Verde: Poetics of Shade

On view February 9 through July 24, 2022

Nneka Jones Destroy the Myth
Nneka Jones (Trinidadian, b. 1998) Destroy the Myth. Embroidery. 16×20 inches. Tampa Museum of Art, 2021.035

New, fresh, calm, balance, growth, vitality, reliability, practical, nurturing, loyal, adaptable, harmony, safety, fertility, environment, finance, ambition, endurance.

The exhibition Verde: Poetics of Shade features five artists regional to the Tampa Bay area as an introduction and a celebration of their work in a variety of mediums, which include: painting, ceramics, sculpture, and embroidery on canvas. Artists, Nneka Jones, Kendra Frorup, Princess Smith, Shannon Elyse, and Jodi Minnis represent the local community through shared experiences and divergence in visual art. The artwork in Verde speaks to growth and expansion as well as timeless artistic expression. It speaks to feminine energy and artistic contributions.
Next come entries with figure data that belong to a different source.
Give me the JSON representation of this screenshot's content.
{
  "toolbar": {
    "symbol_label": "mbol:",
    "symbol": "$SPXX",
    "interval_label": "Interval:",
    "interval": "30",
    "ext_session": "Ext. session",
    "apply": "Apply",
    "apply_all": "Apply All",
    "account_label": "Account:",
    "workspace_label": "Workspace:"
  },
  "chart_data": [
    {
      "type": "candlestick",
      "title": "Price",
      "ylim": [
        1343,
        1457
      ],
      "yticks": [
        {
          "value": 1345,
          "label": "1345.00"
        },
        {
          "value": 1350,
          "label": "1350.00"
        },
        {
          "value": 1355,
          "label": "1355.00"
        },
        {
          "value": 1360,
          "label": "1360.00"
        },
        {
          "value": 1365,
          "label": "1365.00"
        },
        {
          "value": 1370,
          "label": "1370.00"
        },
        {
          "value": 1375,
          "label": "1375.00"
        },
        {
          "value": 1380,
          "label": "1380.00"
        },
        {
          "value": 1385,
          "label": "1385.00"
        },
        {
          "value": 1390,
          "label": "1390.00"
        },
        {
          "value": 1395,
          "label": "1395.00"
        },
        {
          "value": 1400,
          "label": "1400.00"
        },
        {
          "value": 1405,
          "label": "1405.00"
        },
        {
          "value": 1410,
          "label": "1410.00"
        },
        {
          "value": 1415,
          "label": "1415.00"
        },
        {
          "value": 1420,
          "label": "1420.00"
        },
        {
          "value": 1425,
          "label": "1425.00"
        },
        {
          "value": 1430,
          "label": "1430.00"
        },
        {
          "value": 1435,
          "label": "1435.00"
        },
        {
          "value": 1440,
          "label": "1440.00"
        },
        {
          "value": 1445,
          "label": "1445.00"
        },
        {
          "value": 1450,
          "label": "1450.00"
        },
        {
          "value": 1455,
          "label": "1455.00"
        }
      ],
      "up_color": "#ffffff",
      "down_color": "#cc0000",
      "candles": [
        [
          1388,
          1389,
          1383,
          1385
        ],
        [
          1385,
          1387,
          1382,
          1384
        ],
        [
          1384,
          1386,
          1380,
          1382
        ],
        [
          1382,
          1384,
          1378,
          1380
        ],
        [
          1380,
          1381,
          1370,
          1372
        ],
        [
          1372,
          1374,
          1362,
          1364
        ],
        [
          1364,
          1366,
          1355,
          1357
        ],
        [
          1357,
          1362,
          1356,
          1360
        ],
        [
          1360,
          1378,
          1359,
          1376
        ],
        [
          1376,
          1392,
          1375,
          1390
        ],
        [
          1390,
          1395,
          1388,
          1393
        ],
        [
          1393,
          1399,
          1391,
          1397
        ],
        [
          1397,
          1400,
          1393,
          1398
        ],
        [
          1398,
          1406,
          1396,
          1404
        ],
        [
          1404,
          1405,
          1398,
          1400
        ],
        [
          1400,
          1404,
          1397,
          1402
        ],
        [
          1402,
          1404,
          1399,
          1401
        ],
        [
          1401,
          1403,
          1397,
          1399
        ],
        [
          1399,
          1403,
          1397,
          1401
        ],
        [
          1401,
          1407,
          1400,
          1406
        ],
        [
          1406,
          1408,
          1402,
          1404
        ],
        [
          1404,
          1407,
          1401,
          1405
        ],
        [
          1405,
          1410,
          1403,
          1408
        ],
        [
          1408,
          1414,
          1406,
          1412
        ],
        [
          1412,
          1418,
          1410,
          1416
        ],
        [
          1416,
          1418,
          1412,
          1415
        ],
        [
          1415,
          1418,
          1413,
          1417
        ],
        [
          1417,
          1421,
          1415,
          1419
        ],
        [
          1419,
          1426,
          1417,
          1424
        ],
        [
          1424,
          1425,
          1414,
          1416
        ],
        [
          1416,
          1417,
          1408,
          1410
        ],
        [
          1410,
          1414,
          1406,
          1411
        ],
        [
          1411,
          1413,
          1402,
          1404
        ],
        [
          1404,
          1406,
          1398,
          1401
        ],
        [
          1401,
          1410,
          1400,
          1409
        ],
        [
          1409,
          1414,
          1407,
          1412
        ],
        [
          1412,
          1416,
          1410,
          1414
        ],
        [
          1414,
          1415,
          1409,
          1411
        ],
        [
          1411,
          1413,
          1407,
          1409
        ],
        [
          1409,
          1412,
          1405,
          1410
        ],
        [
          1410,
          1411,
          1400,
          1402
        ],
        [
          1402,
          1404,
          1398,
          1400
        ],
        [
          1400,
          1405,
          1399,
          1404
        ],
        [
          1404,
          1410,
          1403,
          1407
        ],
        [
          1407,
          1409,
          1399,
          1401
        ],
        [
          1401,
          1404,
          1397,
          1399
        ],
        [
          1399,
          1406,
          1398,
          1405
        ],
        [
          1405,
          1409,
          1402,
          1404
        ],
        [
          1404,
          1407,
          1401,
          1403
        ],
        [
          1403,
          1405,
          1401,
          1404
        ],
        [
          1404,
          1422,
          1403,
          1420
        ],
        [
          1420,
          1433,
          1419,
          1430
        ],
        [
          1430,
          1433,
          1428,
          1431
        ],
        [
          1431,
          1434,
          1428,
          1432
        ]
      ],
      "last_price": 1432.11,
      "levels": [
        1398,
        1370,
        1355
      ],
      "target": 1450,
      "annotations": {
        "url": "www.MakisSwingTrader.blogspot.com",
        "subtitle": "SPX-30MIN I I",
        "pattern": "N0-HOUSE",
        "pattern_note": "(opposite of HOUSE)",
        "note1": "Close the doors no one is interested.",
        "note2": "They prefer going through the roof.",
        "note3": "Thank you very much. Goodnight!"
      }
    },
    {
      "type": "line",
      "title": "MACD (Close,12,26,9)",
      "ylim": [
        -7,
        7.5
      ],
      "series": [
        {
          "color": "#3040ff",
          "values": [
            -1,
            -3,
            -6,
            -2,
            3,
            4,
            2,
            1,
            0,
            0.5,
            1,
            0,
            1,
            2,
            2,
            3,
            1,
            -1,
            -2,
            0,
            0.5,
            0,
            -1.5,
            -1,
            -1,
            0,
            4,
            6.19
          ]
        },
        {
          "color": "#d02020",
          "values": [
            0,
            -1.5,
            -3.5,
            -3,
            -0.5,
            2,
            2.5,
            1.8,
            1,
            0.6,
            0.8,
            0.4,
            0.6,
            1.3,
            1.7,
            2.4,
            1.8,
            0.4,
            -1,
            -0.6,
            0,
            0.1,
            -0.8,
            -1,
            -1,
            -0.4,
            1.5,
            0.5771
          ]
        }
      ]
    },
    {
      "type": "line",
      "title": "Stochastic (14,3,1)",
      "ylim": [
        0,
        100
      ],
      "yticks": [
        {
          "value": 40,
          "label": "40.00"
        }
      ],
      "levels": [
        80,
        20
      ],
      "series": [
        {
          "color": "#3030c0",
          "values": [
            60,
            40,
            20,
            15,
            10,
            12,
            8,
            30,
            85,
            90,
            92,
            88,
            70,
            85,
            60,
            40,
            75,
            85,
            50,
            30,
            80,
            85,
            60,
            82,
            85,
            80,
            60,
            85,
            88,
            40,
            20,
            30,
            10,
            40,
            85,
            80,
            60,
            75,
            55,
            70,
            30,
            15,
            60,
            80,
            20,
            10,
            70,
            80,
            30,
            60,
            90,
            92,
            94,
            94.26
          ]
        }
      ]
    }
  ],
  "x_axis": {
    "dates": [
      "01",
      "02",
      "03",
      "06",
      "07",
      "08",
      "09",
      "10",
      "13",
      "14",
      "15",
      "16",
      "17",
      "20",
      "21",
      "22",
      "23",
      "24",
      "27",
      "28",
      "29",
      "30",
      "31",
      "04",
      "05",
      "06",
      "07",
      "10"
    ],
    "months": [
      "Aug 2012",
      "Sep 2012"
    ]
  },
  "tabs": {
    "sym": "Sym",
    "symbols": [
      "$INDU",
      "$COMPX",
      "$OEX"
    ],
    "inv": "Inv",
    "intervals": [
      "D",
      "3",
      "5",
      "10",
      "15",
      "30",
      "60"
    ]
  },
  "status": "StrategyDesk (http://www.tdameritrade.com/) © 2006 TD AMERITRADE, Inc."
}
Verde: Poetics of Shade is presented in partnership with the Tampa Chapter of The Links, Inc.

In creating this exhibition, the curators explored how shades of colors inspire different perceptions. Even within the color green, each shade can bring to mind different ideas. Take some time to reflect on the definitions of shades of green below. Explore the exhibition to see which works and which artists you think align with each shade. You will be surprised to find that even in shades, there are nuances. Did you find any works or artists that recall more than one of these shades? Which shades and why?
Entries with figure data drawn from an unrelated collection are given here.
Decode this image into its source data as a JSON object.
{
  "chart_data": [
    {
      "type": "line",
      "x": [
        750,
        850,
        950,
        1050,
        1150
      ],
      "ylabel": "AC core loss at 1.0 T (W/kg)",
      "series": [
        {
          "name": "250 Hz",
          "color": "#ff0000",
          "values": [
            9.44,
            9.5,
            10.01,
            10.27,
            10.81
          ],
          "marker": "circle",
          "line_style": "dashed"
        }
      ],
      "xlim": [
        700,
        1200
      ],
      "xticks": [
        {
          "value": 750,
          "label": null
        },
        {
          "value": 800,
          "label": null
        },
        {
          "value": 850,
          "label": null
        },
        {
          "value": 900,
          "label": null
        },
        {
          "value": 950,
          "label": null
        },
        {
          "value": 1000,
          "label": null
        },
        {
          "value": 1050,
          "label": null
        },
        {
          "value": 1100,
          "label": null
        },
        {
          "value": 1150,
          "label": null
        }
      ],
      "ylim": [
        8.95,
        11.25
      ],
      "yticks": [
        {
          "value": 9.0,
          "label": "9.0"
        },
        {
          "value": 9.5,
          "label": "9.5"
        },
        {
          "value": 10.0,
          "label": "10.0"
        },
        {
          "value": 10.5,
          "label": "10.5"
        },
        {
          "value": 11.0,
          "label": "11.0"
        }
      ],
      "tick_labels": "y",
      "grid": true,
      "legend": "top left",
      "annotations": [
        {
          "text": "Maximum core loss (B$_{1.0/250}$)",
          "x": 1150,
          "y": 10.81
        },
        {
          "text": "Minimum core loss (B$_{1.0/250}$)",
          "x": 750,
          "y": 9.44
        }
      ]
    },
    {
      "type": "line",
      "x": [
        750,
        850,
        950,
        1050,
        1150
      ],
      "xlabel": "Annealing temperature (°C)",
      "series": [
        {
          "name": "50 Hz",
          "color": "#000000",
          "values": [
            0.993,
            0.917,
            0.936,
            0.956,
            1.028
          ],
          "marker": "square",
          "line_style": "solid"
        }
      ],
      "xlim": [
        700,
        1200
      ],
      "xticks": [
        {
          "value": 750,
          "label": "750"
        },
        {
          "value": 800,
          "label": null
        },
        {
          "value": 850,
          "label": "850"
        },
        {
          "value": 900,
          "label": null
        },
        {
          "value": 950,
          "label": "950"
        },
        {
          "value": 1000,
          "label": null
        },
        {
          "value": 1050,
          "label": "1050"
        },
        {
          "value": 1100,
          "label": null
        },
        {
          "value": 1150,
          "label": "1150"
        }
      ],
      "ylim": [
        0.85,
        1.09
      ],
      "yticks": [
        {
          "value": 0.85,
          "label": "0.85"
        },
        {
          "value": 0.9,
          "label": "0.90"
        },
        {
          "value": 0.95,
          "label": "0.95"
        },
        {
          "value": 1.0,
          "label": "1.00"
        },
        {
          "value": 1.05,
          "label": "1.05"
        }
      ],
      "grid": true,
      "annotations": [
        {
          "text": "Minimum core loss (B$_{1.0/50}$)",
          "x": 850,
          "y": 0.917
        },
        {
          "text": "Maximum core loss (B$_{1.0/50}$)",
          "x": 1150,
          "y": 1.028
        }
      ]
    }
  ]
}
Provocation, politics, social justice, excitement. These works explore current as well as longstanding societal issues and norms. They represent excitement, change and joy amid the turbulence. Chartreuse begs us to dance in the storm.

These works speak to wisdom, self-awareness, healing, protection, and native cultures. They represent history and places of origin.

The symbolism here represents the beginning. We explore peace, promise, fertility, prosperity, immortality, and success. As well, the olive tree is linked with the renaissance and the light.

Serenity, quiet, shade and whimsy speak through these pieces. Here we imagine, dream, and explore mother earth and calm. Tranquility is represented as well as the whisper that is a smile and not laughter.


Shannon Elyse Curry was born in Carmel, California and currently resides in South Tampa, Florida. She earned a bachelor’s degree in Studio Art and Art History as an honors scholar at Spelman College in Atlanta, Georgia, where she studied under Dr. Fahamu Pecou.

Kendra Frorup was born in the Bahamas and received a bachelor’s degree in Art from the University of Tampa and an MFA from Syracuse University. Frorup is an international artist with a research focus on the global conversation about connections and identity in art.

Nneka Jones was born in Port of Spain in Trinidad and Tobago. She is a multidisciplinary artist exploring both large- and small-scale pieces. Jones’ work comments on social and environmental injustice, advocating for the protection of women and girls of color. Jones holds a BFA in Art from the University of Tampa.

Jodi Minnis is a multidisciplinary artist investigating the intersection of gender, race, and culture, scrutinizing the traditional representations and tropes around Bahamian women as a reclamation of Black Caribbean womanhood. Minnis was born in Nassau, The Bahamas, and holds an associate degree in Fine Arts from the College of The Bahamas and a Bachelor’s of Fine Arts degree from the University of Tampa.

Princess Smith was born in Los Angeles, California. She earned a bachelor’s degree from the University of Tampa and a Master’s in Fine Arts from the University of South Florida. Smith’s work focuses heavily on portraiture that explores her culture, identity, encourages self-love and expression.